3.000 euros pour recours abusif ;

- De condamner la société FA Média Guadeloupe, sur le fondement de l'article 1240 du code civil,

à payer à M. [T] la somme de :

3.000 euros pour résistance abusive à l'exécution provisoire de la décision de la CAJ ;

- De condamner la société FA Média Guadeloupe à payer à M. [T] la somme de :

7.000 euros au titre de l'article 700 du code de procédure civile.

Dans ses dernières conclusions, notifiées et déposées au greffe par voie électronique le 26 février 2024, l'AGS demande à la cour :

- Dire que la décision de la Commission arbitrale a rendu sa décision sans viser l'article L.7112-5 du code du travail et sans répondre aux prescriptions de l'article L.7112-5 du code du travail ;

- Dire en conséquence que la décision de la Commission arbitrale doit être annulée ;

- Dire que la rupture du contrat de travail de M. [T] à l'initiative du salarié, n'entre pas dans le champ d'application de l'article L.7112-5 du code du travail dès lors que M. [T] n'a pas établi que cette rupture est effectivement motivée par la cession du journal, ce que la Commission arbitrale a omis de vérifier ;

- Dire en conséquence que la rupture du contrat de travail de M. [T] doit être qualifiée de démission;

- Dire en conséquence que les créances alléguées par M. [T] ne sont pas couvertes par la garantie de l'AGS ;

- Déclarer les demandes de M. [T] irrecevables et en tout état de cause mal fondées et injustifiées;

- Dire que les sommes réclamées par M. [T] n'entrent pas dans le champ de la garantie de l'AGS prévue par l'article L.3258-8 du code du travail ;

- Débouter M. [T] de ses demandes, fins et conclusions ;

- Donner acte à la concluante des conditions d'intervention forcée de l'AGS rappelées ci-dessus, et des conditions, limites et plafonds de la garantie de l'AGS prévus notamment par les articles L.3253-6 à L.3253-17, L.3253-19 à L.3253-20 du Code du travail ;

- Rejeter toute demande contraire dirigée à l'encontre de l'AGS.

Par arrêt en date du 5 octobre 2023, la Cour a ordonné la réouverture des débats et la révocation de l'ordonnance de clôture du 2 septembre 2022 et fixé un nouveau calendrier de procédure.

L'ordonnance de clôture est intervenue le 1er mars 2024 et l'audience de plaidoiries a été fixée au 28 mars 2024.

MOTIFS,

Sur la violation de la Charte des droits fondamentaux de l'Union européenne :

La société FA Média Guadeloupe soutient que la sentence viole l'ordre public puisqu'elle contrevient à certaines dispositions de la charte des droits fondamentaux de l'Union européenne (les articles 47 et 52).
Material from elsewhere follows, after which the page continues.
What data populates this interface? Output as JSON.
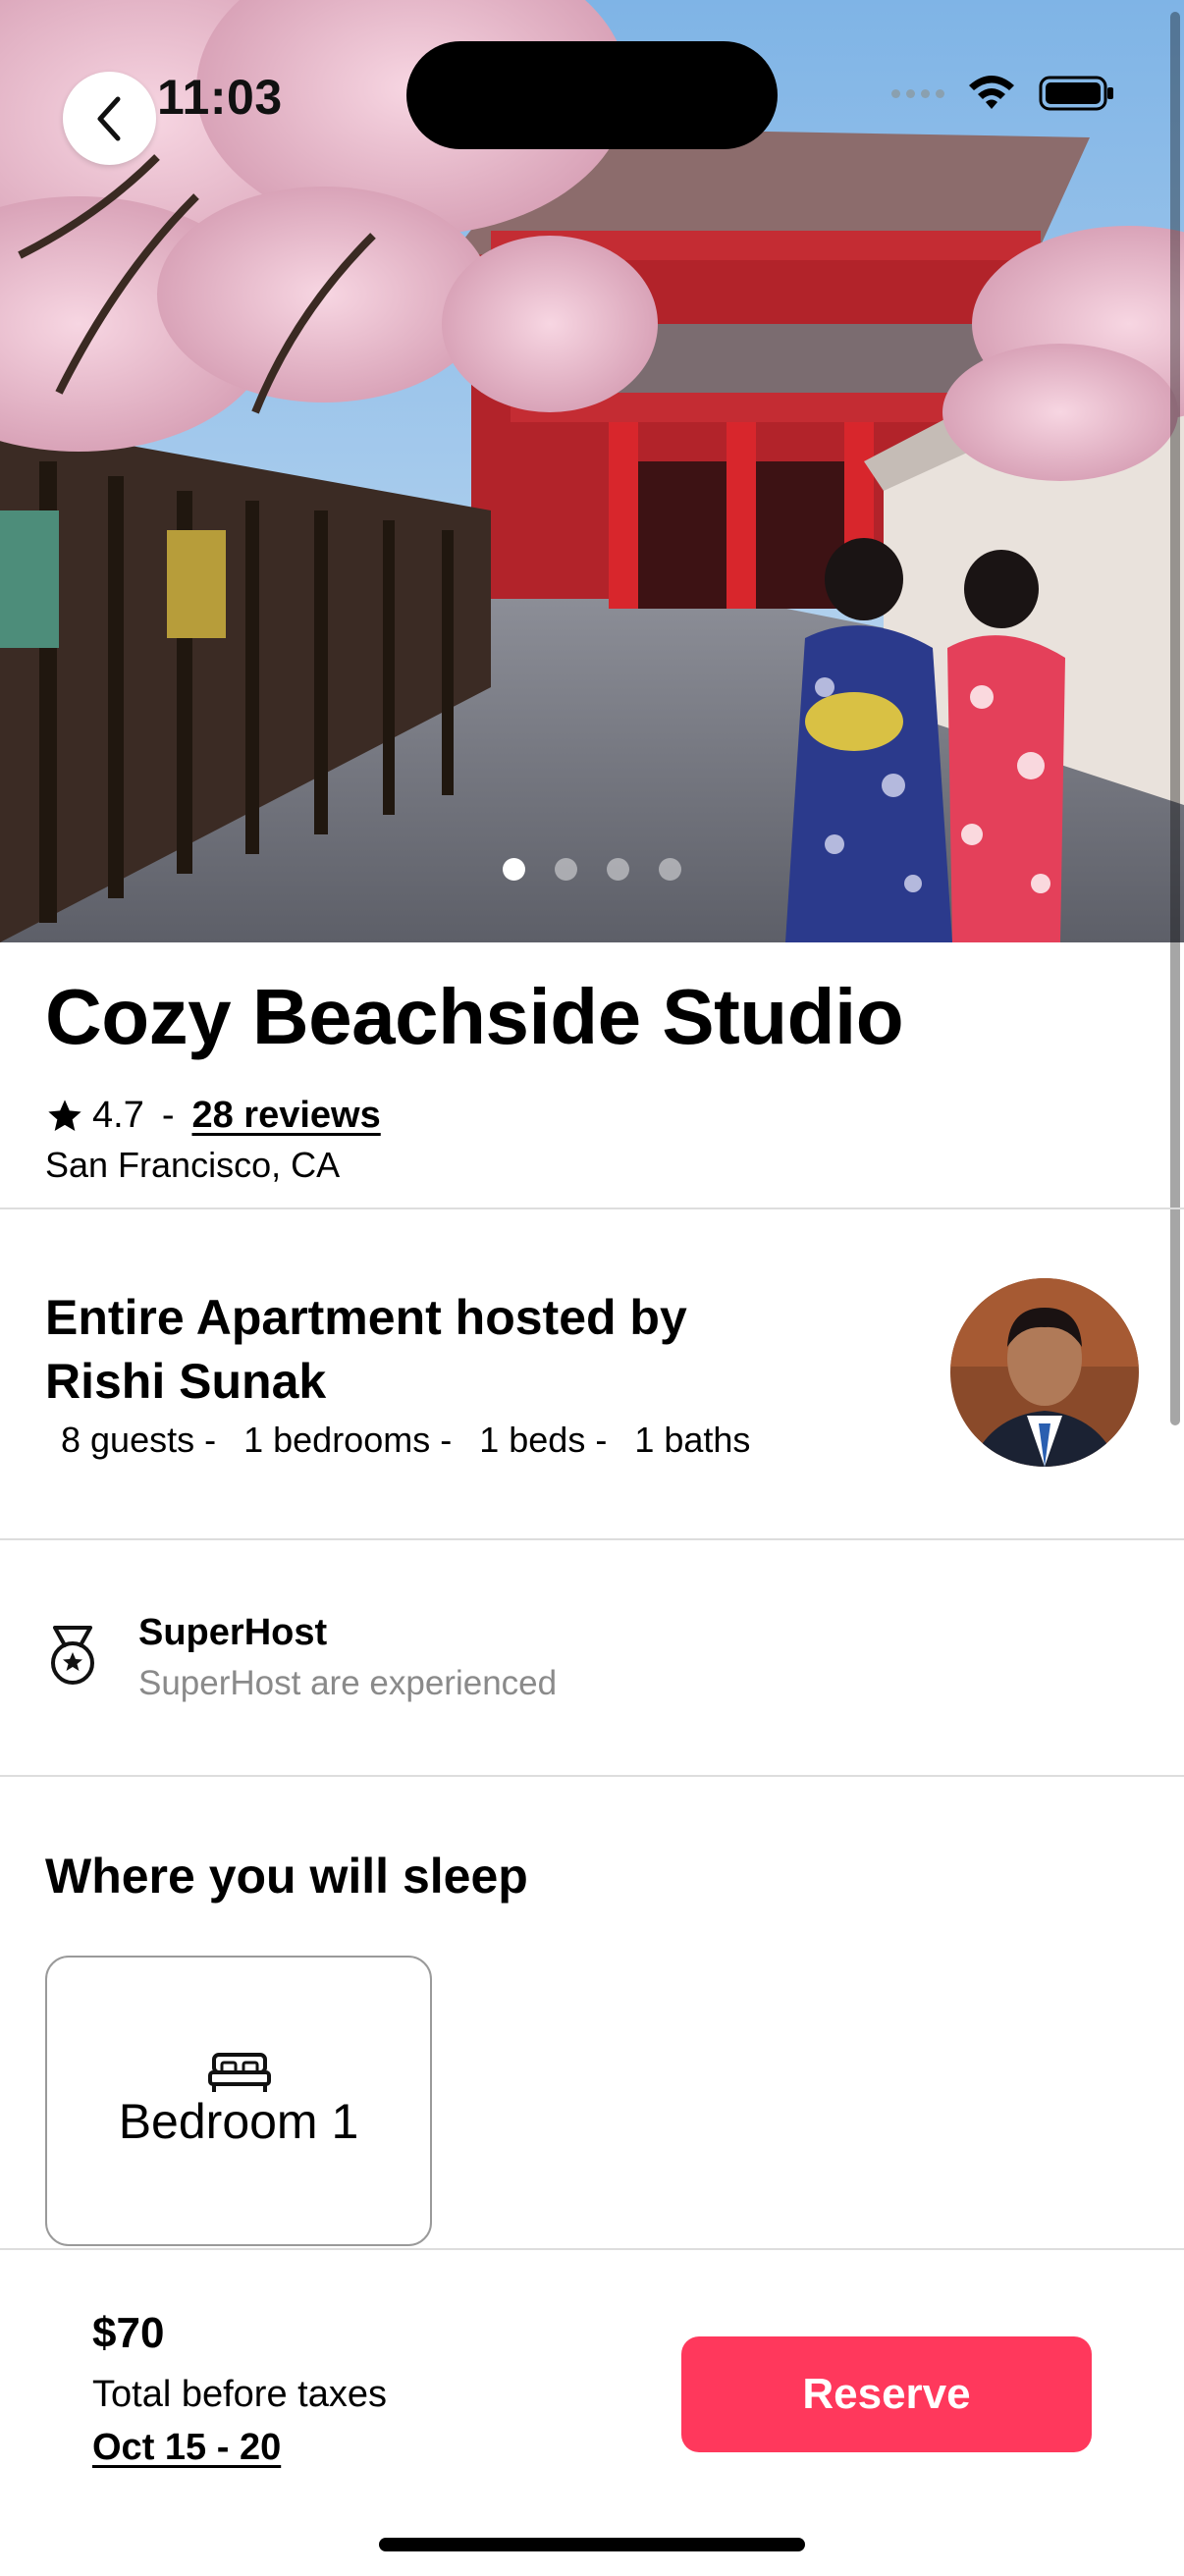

Précisément, l'appelante estime que l'article L.7112-4 du code du travail (prévoyant le recours obligatoire à la commission arbitrale des journalistes pour obtenir l'indemnité de licenciement due au titre des années d'ancienneté au-delà de quinze ans et excluant le droit d'interjeter appel de la sentence arbitrale) est incompatible avec la Charte.

L'AGS, quant à elle, soutient également que la décision de la Commission arbitrale a rendu une décision non fondée encourant l'annulation. Elle ajoute que la sentence n'a pas répondu aux prescriptions de l'article L.7112-5 du code du travail.

Au contraire, M. [T] estime que la prétendue violation de l'ordre public européen relevée par l'appelante a déjà été débattue et tranchée par les juridictions françaises.

Aux termes de l'article L. 7112-4 du code du travail, dans sa version applicable :

Lorsque l'ancienneté excède quinze années, une commission arbitrale est saisie pour déterminer l'indemnité due.

Cette commission est composée paritairement d'arbitres désignés par les organisations professionnelles d'employeurs et de salariés. Elle est présidée par un fonctionnaire ou par un magistrat en activité ou retraité.

Si les parties ou l'une d'elles ne désignent pas d'arbitres, ceux-ci sont nommés par le président du tribunal de grande instance, dans des conditions déterminées par voie réglementaire.

Si les arbitres désignés par les parties ne s'entendent pas pour choisir le président de la commission arbitrale, celui-ci est désigné à la requête de la partie la plus diligente par le président du tribunal de grande instance.

En cas de faute grave ou de fautes répétées, l'indemnité peut être réduite dans une proportion qui est arbitrée par la commission ou même supprimée.

La décision de la commission arbitrale est obligatoire et ne peut être frappée d'appel.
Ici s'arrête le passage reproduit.